Les foulards bannis de l’école en application du « principe de laïcité »
Tout commence en 1989 par un arrêt du Conseil d’État qui aurait pu se suffire à lui-même. Cette année-là, les médias relatent quelques conflits dans des établissements scolaires publics. À Épinal dans les Vosges, à Creil dans l’Oise, à Sainte-Marthe dans le Lot-et-Garonne. Enseignants, inspections académiques et parents entrent en confrontation au nom du « respect de la laïcité » d’un côté, du « droit à pratiquer sa foi » de l’autre. Dans le contexte de l’affaire Rushdie, du nom de l’écrivain britannique menacé d’une fatwa par le régime iranien, ces cas locaux prennent une ampleur nationale : associations, ministres et citoyens s’en mêlent à coup de déclarations, tribunes et pétitions. Le port du foulard – désigné comme « coranique » ou « islamique », quand il n’est pas assimilé à un « tchador » – devient un « problème », y compris dans des écoles où il ne posait pas de difficulté jusque-là. Des jeunes filles sont exclues des cours.

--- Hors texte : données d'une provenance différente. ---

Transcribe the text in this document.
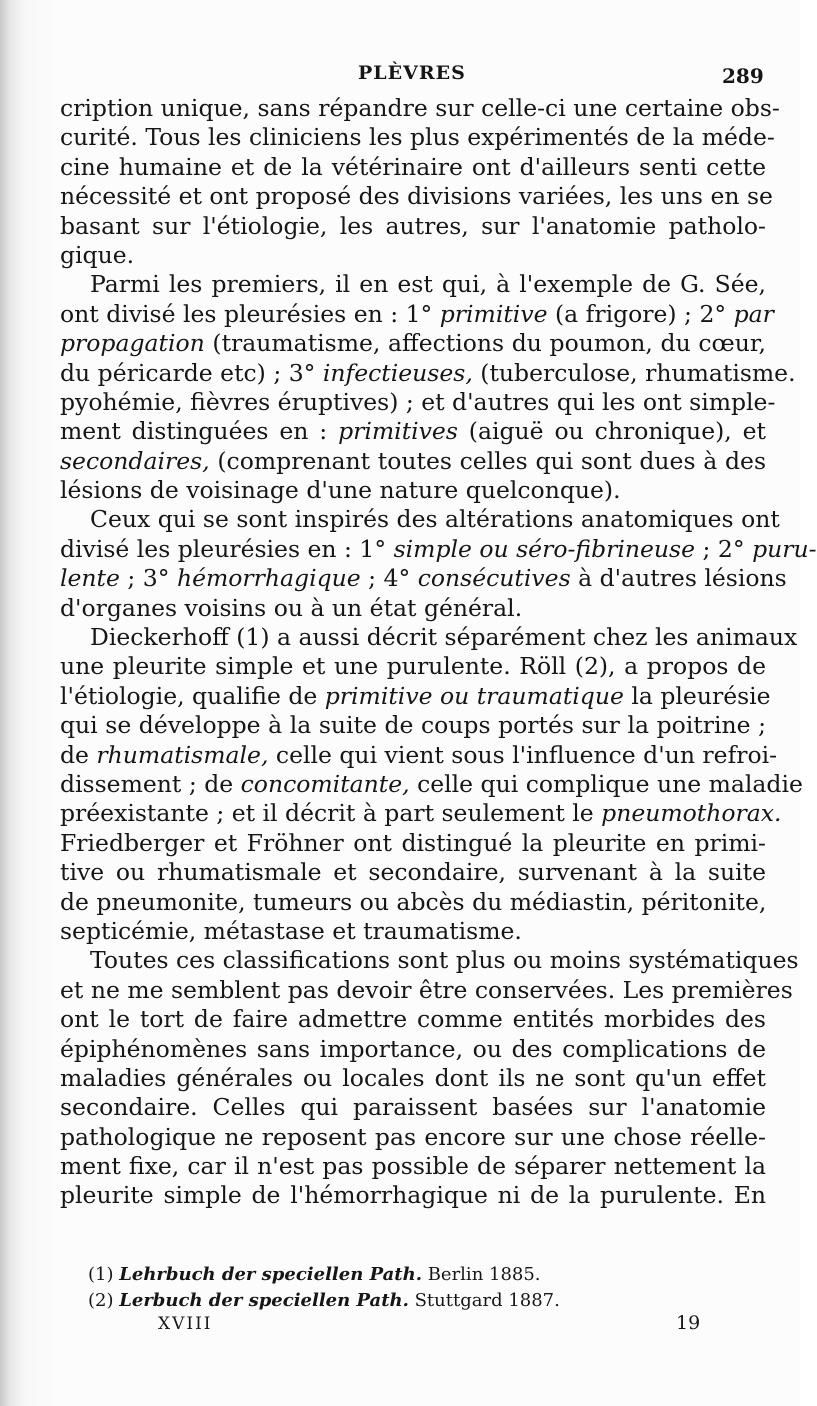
PLÈVRES	289
cription unique, sans répandre sur celle-ci une certaine obs-
curité. Tous les cliniciens les plus expérimentés de la méde-
cine humaine et de la vétérinaire ont d'ailleurs senti cette
nécessité et ont proposé des divisions variées, les uns en se
basant sur l'étiologie, les autres, sur l'anatomie patholo-
gique.
Parmi les premiers, il en est qui, à l'exemple de G. Sée,
ont divisé les pleurésies en : 1° primitive (a frigore) ; 2° par
propagation (traumatisme, affections du poumon, du cœur,
du péricarde etc) ; 3° infectieuses, (tuberculose, rhumatisme.
pyohémie, fièvres éruptives) ; et d'autres qui les ont simple-
ment distinguées en : primitives (aiguë ou chronique), et
secondaires, (comprenant toutes celles qui sont dues à des
lésions de voisinage d'une nature quelconque).
Ceux qui se sont inspirés des altérations anatomiques ont
divisé les pleurésies en : 1° simple ou séro-fibrineuse ; 2° puru-
lente ; 3° hémorrhagique ; 4° consécutives à d'autres lésions
d'organes voisins ou à un état général.
Dieckerhoff (1) a aussi décrit séparément chez les animaux
une pleurite simple et une purulente. Röll (2), a propos de
l'étiologie, qualifie de primitive ou traumatique la pleurésie
qui se développe à la suite de coups portés sur la poitrine ;
de rhumatismale, celle qui vient sous l'influence d'un refroi-
dissement ; de concomitante, celle qui complique une maladie
préexistante ; et il décrit à part seulement le pneumothorax.
Friedberger et Fröhner ont distingué la pleurite en primi-
tive ou rhumatismale et secondaire, survenant à la suite
de pneumonite, tumeurs ou abcès du médiastin, péritonite,
septicémie, métastase et traumatisme.
Toutes ces classifications sont plus ou moins systématiques
et ne me semblent pas devoir être conservées. Les premières
ont le tort de faire admettre comme entités morbides des
épiphénomènes sans importance, ou des complications de
maladies générales ou locales dont ils ne sont qu'un effet
secondaire. Celles qui paraissent basées sur l'anatomie
pathologique ne reposent pas encore sur une chose réelle-
ment fixe, car il n'est pas possible de séparer nettement la
pleurite simple de l'hémorrhagique ni de la purulente. En
(1) Lehrbuch der speciellen Path. Berlin 1885.
(2) Lerbuch der speciellen Path. Stuttgard 1887.
XVIII	19
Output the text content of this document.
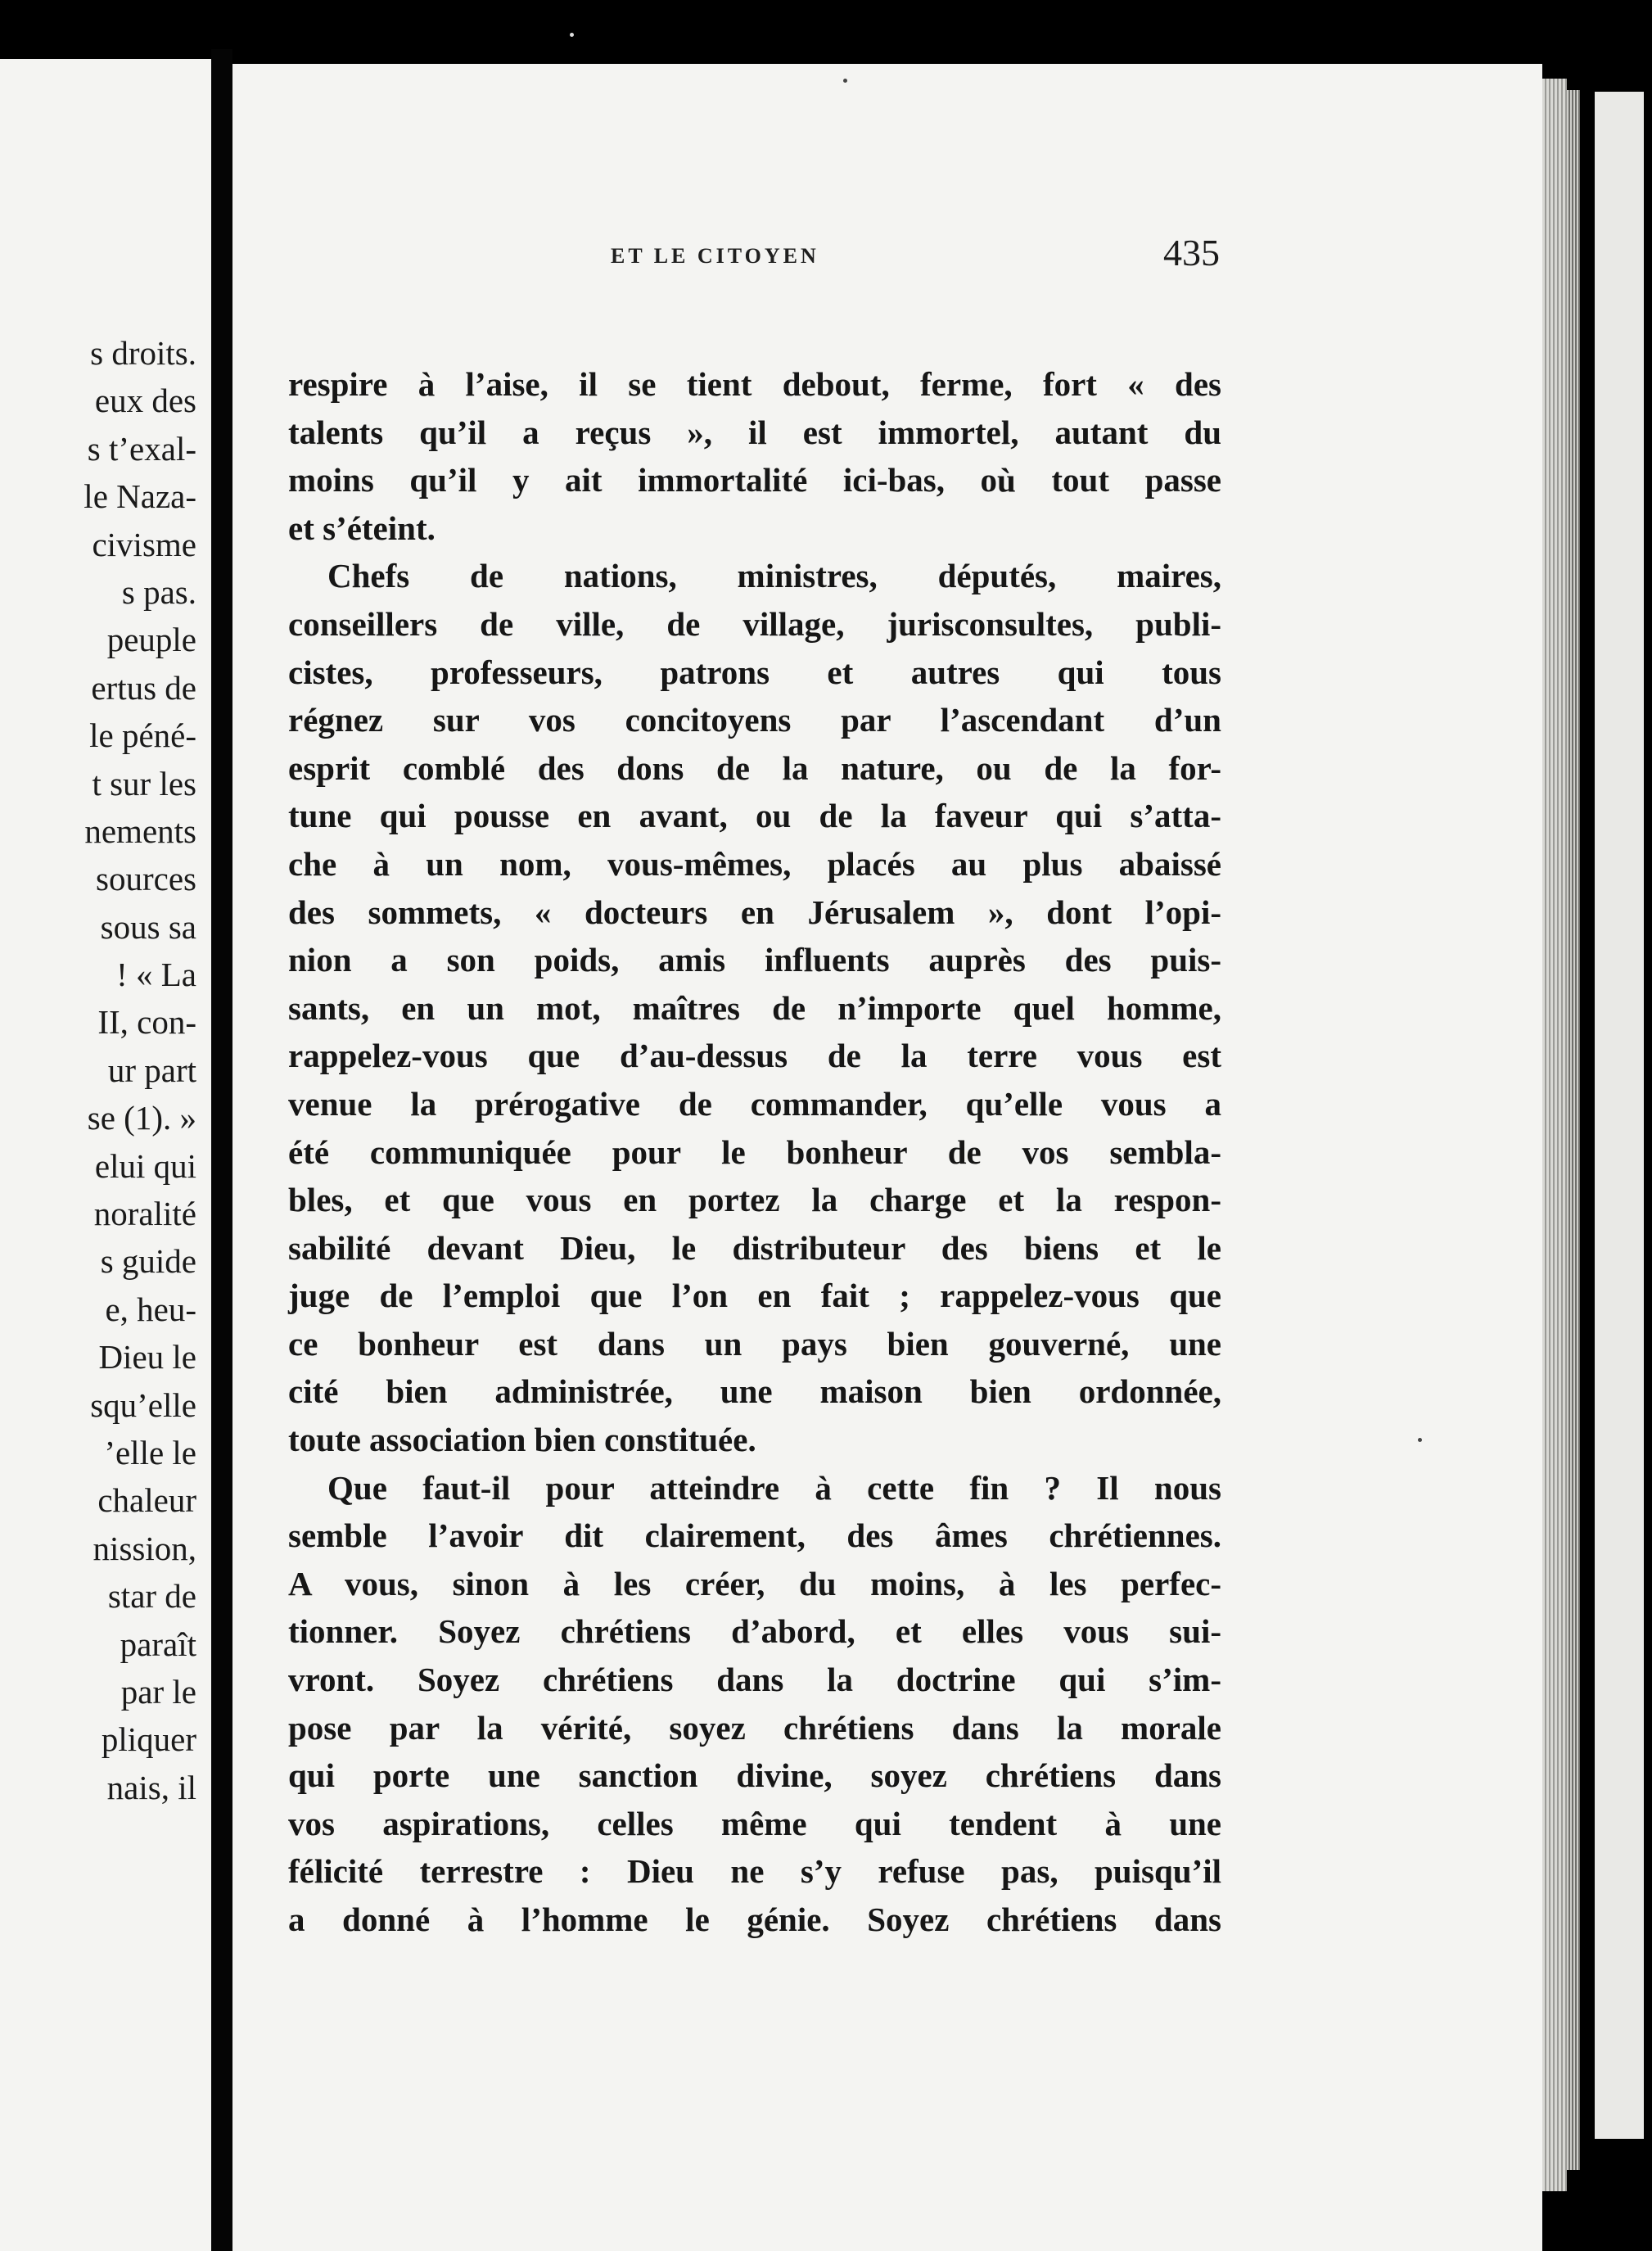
s droits.
eux des
s t’exal-
le Naza-
civisme
s pas.
peuple
ertus de
le péné-
t sur les
nements
sources
sous sa
! « La
II, con-
ur part
se (1). »
elui qui
noralité
s guide
e, heu-
Dieu le
squ’elle
’elle le
chaleur
nission,
star de
paraît
par le
pliquer
nais, il
ET LE CITOYEN	435
respire à l’aise, il se tient debout, ferme, fort « des
talents qu’il a reçus », il est immortel, autant du
moins qu’il y ait immortalité ici-bas, où tout passe
et s’éteint.
Chefs de nations, ministres, députés, maires,
conseillers de ville, de village, jurisconsultes, publi-
cistes, professeurs, patrons et autres qui tous
régnez sur vos concitoyens par l’ascendant d’un
esprit comblé des dons de la nature, ou de la for-
tune qui pousse en avant, ou de la faveur qui s’atta-
che à un nom, vous-mêmes, placés au plus abaissé
des sommets, « docteurs en Jérusalem », dont l’opi-
nion a son poids, amis influents auprès des puis-
sants, en un mot, maîtres de n’importe quel homme,
rappelez-vous que d’au-dessus de la terre vous est
venue la prérogative de commander, qu’elle vous a
été communiquée pour le bonheur de vos sembla-
bles, et que vous en portez la charge et la respon-
sabilité devant Dieu, le distributeur des biens et le
juge de l’emploi que l’on en fait ; rappelez-vous que
ce bonheur est dans un pays bien gouverné, une
cité bien administrée, une maison bien ordonnée,
toute association bien constituée.
Que faut-il pour atteindre à cette fin ? Il nous
semble l’avoir dit clairement, des âmes chrétiennes.
A vous, sinon à les créer, du moins, à les perfec-
tionner. Soyez chrétiens d’abord, et elles vous sui-
vront. Soyez chrétiens dans la doctrine qui s’im-
pose par la vérité, soyez chrétiens dans la morale
qui porte une sanction divine, soyez chrétiens dans
vos aspirations, celles même qui tendent à une
félicité terrestre : Dieu ne s’y refuse pas, puisqu’il
a donné à l’homme le génie. Soyez chrétiens dans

Ailleurs, parents et principaux parviennent à trouver des compromis permettant le retour en classe.
Des intellectuels comme Élisabeth Badinter, Régis Debray, Alain Finkielkraut, Élisabeth de Fontenay et Catherine Kintzler publient, en couverture du Nouvel Observateur, un manifeste titré : « Ne capitulons pas ! » en réaction aux propos de Lionel Jospin, ministre de l’éducation nationale, qui vient de déclarer que les chefs d’établissements scolaires doivent « établir un dialogue avec les parents et les enfants concernés pour les convaincre de renoncer à ces manifestations » (le port de signes religieux), mais que si ces discussions échouent, « l’enfant – dont la scolarité est prioritaire – doit être accueilli dans l’établissement public ».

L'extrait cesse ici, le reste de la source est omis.